A letter to Senators Daines, Tester and Representative Gianforte,
Gentlemen, it is about time that we place a ban on assault type weapons like the AR-15, AK-47, etc. The Second Amendment was conceived during the time when the only personal weapons that American citzens had were single shot muskets and pistols. While legislation to ban these weapons is not, I am sorry to say, going to stop people killing people with guns in this country. It will, however, curtail people from killing mass numbers of people in a very short period of time with these types of assault weapons.
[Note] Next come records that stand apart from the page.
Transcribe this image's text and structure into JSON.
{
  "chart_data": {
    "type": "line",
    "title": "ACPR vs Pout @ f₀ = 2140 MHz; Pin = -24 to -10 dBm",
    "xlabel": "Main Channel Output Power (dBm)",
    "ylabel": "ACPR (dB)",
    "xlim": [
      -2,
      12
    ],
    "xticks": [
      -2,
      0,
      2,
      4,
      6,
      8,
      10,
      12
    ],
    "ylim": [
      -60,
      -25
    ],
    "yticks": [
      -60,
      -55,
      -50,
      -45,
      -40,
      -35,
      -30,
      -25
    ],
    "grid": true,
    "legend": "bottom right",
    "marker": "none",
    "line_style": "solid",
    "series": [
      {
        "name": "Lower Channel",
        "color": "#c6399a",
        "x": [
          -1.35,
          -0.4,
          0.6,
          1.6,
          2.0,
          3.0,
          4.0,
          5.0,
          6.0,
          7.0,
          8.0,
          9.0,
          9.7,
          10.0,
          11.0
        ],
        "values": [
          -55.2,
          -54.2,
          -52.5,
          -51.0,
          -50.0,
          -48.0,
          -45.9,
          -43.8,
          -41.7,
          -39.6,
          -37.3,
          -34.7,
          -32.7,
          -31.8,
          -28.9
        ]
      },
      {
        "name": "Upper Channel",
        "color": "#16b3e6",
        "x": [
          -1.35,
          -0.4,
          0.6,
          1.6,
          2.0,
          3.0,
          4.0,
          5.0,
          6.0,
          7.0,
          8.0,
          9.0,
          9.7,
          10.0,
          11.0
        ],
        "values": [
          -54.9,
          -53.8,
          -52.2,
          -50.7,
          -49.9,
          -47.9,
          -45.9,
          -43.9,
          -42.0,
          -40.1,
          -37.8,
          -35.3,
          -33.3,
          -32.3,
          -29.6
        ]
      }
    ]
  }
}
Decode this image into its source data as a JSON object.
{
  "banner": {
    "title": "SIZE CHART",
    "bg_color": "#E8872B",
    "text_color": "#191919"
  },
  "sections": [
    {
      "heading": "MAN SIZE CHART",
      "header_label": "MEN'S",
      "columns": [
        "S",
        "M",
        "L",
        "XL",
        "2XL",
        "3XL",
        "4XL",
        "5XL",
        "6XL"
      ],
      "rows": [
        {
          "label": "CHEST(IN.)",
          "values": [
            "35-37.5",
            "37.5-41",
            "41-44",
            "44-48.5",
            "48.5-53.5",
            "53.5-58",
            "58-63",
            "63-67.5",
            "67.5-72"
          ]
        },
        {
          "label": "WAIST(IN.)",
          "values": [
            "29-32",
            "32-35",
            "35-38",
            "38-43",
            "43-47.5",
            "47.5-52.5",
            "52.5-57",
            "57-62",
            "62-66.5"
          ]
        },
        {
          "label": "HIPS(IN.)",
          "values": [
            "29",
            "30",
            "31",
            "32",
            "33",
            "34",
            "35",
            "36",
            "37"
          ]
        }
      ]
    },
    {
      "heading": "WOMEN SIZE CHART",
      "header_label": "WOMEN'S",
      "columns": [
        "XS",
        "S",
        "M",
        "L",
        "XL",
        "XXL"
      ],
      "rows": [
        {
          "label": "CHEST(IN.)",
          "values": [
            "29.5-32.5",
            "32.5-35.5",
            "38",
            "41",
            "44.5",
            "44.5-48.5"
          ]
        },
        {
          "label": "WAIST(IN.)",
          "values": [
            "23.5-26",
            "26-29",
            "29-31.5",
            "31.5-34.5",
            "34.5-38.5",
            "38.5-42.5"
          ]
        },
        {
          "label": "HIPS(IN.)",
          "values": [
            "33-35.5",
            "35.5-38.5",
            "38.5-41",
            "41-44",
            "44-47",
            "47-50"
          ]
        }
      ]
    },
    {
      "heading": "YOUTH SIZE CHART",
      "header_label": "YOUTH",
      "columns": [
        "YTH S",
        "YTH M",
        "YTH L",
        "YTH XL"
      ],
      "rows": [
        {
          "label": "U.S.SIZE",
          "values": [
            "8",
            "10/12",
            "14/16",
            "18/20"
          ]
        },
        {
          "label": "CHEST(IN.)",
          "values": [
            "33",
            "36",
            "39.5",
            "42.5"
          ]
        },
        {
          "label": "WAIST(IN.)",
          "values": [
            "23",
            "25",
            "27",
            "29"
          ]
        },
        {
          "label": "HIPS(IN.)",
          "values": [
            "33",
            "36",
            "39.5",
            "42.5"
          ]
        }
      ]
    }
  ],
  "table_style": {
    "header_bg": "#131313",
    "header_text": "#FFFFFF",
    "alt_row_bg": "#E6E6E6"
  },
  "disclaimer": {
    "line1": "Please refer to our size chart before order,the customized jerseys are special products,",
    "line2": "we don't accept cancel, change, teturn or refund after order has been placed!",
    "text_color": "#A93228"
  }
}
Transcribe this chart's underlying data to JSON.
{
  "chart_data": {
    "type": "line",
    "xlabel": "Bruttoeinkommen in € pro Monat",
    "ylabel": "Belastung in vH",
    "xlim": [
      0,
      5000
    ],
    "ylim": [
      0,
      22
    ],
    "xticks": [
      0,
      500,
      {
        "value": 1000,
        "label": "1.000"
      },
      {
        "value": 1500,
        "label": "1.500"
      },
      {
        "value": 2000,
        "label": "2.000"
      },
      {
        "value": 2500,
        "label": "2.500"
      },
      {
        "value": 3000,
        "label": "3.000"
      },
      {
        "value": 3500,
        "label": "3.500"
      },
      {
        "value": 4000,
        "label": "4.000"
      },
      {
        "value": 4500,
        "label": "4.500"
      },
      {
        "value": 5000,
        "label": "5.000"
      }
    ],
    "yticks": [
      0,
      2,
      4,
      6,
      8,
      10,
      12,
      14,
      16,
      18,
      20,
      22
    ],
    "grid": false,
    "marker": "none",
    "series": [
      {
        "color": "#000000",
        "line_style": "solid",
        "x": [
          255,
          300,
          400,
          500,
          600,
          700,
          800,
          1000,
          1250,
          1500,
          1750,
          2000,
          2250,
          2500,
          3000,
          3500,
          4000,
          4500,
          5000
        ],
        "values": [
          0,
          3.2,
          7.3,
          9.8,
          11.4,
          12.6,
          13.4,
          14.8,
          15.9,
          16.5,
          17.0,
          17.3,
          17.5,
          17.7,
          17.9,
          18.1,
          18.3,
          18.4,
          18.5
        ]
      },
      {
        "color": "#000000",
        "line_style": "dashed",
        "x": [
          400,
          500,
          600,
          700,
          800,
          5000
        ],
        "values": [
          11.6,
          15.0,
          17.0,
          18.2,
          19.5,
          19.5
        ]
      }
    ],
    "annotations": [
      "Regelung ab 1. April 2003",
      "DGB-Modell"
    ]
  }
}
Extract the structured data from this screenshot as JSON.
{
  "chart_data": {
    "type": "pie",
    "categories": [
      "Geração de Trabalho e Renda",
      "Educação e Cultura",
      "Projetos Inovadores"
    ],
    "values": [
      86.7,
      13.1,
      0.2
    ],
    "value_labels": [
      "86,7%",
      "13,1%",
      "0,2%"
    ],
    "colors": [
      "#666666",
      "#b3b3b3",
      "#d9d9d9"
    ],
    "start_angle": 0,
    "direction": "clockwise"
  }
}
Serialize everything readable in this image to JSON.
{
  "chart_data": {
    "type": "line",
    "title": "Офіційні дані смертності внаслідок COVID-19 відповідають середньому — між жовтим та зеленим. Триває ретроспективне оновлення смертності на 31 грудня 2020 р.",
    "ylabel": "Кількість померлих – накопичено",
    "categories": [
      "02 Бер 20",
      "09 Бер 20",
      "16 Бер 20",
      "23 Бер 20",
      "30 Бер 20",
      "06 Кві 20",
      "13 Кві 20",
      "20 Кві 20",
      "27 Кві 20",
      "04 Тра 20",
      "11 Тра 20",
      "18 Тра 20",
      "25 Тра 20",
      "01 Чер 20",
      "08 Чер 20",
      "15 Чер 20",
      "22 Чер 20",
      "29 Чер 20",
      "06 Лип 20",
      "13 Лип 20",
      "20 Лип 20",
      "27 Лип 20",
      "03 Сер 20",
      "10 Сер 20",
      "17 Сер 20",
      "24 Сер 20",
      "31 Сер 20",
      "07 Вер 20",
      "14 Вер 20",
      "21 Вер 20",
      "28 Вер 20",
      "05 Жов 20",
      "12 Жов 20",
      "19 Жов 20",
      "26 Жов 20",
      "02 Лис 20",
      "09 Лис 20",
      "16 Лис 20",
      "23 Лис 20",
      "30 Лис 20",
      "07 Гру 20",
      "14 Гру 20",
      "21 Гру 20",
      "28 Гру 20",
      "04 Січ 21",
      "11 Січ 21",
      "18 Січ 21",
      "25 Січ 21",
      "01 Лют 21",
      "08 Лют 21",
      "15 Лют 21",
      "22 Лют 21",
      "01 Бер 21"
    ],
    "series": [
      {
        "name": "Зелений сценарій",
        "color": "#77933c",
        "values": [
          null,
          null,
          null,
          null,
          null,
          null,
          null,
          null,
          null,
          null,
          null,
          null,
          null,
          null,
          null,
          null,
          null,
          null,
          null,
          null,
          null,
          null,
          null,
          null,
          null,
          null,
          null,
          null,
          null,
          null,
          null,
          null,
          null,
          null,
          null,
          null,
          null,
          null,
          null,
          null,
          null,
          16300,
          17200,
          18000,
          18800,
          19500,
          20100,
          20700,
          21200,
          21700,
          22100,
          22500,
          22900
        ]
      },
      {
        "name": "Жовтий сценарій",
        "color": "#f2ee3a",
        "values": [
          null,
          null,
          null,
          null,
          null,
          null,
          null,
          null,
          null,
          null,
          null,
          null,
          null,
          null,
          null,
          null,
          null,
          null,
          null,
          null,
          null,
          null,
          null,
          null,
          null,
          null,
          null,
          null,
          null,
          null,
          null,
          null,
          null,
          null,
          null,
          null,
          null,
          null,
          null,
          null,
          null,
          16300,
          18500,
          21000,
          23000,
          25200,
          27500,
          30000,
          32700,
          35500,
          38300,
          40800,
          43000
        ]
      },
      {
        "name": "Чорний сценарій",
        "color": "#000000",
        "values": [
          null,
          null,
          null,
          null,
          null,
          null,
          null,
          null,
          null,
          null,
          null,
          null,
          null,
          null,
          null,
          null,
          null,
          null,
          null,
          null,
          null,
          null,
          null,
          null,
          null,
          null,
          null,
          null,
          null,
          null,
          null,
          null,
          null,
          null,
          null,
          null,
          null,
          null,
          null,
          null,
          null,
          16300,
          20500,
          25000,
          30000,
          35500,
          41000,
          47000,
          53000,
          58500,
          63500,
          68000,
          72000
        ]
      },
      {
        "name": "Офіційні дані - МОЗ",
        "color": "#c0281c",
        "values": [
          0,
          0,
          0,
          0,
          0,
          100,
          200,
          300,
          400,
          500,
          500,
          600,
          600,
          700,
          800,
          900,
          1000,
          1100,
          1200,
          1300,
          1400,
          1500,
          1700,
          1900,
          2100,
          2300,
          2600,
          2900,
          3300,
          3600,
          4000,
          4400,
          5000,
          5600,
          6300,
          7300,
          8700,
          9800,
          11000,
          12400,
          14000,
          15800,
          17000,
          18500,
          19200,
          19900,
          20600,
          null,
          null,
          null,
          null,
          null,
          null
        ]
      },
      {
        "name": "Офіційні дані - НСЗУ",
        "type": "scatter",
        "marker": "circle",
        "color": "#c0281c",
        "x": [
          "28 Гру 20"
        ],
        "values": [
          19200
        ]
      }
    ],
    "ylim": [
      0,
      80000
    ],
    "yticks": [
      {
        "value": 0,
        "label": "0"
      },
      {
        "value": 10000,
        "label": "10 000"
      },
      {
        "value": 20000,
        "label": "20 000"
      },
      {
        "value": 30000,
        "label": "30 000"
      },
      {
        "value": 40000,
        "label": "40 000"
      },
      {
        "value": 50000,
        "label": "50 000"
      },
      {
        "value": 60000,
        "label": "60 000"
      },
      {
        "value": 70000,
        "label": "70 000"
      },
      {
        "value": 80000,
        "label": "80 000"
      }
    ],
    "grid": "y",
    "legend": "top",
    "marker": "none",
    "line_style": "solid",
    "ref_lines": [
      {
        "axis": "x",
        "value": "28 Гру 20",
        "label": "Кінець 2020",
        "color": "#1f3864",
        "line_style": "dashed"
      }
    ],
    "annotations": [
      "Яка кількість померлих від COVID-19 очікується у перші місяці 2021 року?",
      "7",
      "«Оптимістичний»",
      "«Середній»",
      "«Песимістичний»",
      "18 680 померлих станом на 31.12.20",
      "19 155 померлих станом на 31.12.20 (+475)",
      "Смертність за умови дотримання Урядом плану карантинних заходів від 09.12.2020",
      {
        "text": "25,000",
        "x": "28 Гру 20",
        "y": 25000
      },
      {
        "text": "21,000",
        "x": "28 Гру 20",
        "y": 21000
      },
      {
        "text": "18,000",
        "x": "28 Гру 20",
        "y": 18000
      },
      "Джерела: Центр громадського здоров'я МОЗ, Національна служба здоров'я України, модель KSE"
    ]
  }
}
It seems that we are paranoid about terrorism in this country but not about mass killings by sick and deranged citizens which is becoming an ever increasing threat to our security and wellbeing in our everyday life in all activities and places.
In conclusion, don’t you think as our senators and representative that we need to come up with some legislation that protects our citizens from these weapons of mass destruction because, gentlemen, if you don’t, you are indeed then complicit in all such future attacks because they will, I fear, continue to occur in this country.
Joseph G. Gallagher Jr.
Stevensville
Clark Lee says
Thank you Mr. Gallagher. Maybe if more rational thinking people speak openly about this disease that infects America, maybe, just maybe we can begin to seek a cure. I fear though that Pandora’s Box has been open for too long and it is unlikely that the demon’s can be put back in the box without validating the most perverse paranoia of the gun lobby. That is that the Boogy man is coming to get your guns. As I struggle for a rational solution to this problem, I keep coming back to the humor of Chris Rock who said something to the effect that ‘If bullets cost $5000 each, there would be no more accidental shootings’. Will this really stop or even slow down this cancer of mass shootings? I don’t know. Previous attempts to ban vice’s such as alcohol, tobacco and gas guzzlers have failed. But taxing the hell out of them has sure changed the general behavior pattern. Small success but better than doing nothing.